Depuis le 1er janvier 2022, les pourboires remis volontairement (soit directement, soit après reversement par l’employeur) aux salariés en contact avec la clientèle, dont la rémunération ne dépasse pas 1,6 Smic, sont exonérés de cotisations et de contributions sociales, ainsi que d’impôt sur le revenu tout en étant intégrés au revenu fiscal de référence du bénéficiaire. Ce régime spécifique, qui devait prendre fin le 31 décembre 2024, est prolongé d’un an, soit jusqu’au 31 décembre 2025.
Rappelons que cette mesure ne concerne pas les sommes automatiquement incluses dans la note présentée au client, dénommées “pourcentage-service”. Elle vise, dans un contexte d’érosion des paiements en espèces, à encourager le versement par carte bancaire de pourboires en plus de la note. Instituée par la loi de finances pour 2022 pour les années 2022 et 2023, elle avait été reconduite jusqu’au 31 décembre 2024 par la loi de finances pour 2024.
L’article 5, I de la loi n° 2022-1157 de finances rectificative pour 2022 a prévu qu’un salarié puisse, sur sa demande et en accord avec son employeur, renoncer contre monétisation à tout ou partie des journées ou demi-journées de repos qu’il a acquises entre le 1er janvier 2022 et le 31 décembre 2025.

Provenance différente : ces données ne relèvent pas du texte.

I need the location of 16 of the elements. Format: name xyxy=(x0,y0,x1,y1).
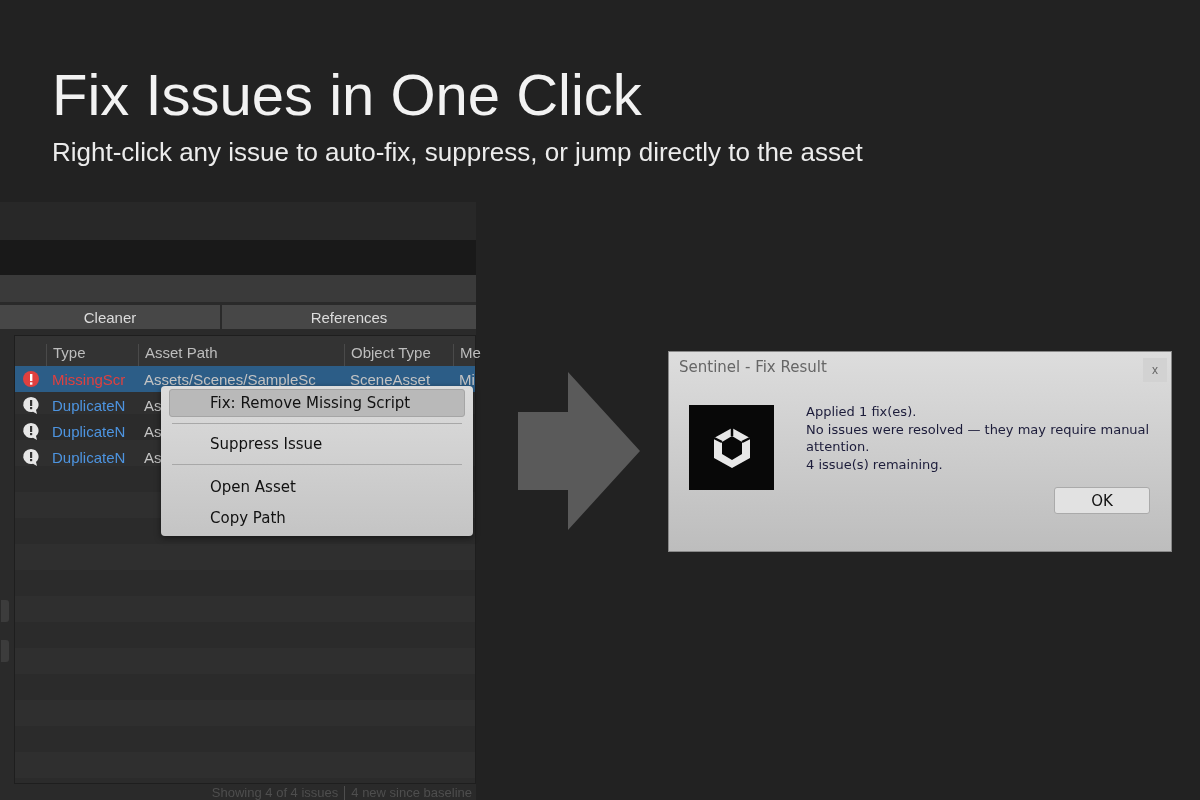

Les journées ou demi-journées travaillées donnent lieu à une majoration de salaire au moins égale au taux de majoration de la première heure supplémentaire applicable dans l’entreprise, à condition d’avoir été effectivement rémunérées après le 16 août 2022 (Boss-Exo. HS-840). Ce régime spécifique, qui devait prendre fin le 31 décembre 2025, est prolongé d’un an par l’article 8 de la loi de finances pour 2025, soit jusqu’au 31 décembre 2026. Pour rappel, ce dispositif s’applique aux journées ou demi-journées de repos conventionnelles acquises dans le cadre d’un accord d’aménagement du temps de travail sur une période supérieure à la semaine (articles L.3121-41 à L.3121-47 du code du travail) ou d’un accord collectif instituant une réduction du temps de travail maintenu en vigueur par la loi n° 2008-789 du 20 août 2008 et conclu antérieurement à cette loi. La monétisation des jours de repos éligibles bénéficie des exonérations de cotisations sociales et d’impôt sur le revenu applicables aux heures supplémentaires. Ainsi, les heures supplémentaires effectuées au titre des journées travaillées :
- ouvrent droit à la réduction de cotisations salariales d’assurance vieillesse et à la déduction forfaitaire des cotisations patronales de 1,50 pour les entreprises de moins de 20 salariés pour chaque heure supplémentaire réalisée. S’agissant de la déduction forfaitaire patronale de 0,50 pour les entreprises d’au moins 20 à moins de 250 salariés, seules les heures monétisées depuis le 25 décembre 2022 y sont éligibles (Boss-Exo. HS-850 s.) ;
- sont exonérées d’impôt sur le revenu dans la limite annuelle de 7 500 par salarié (article 81 quater du CGI).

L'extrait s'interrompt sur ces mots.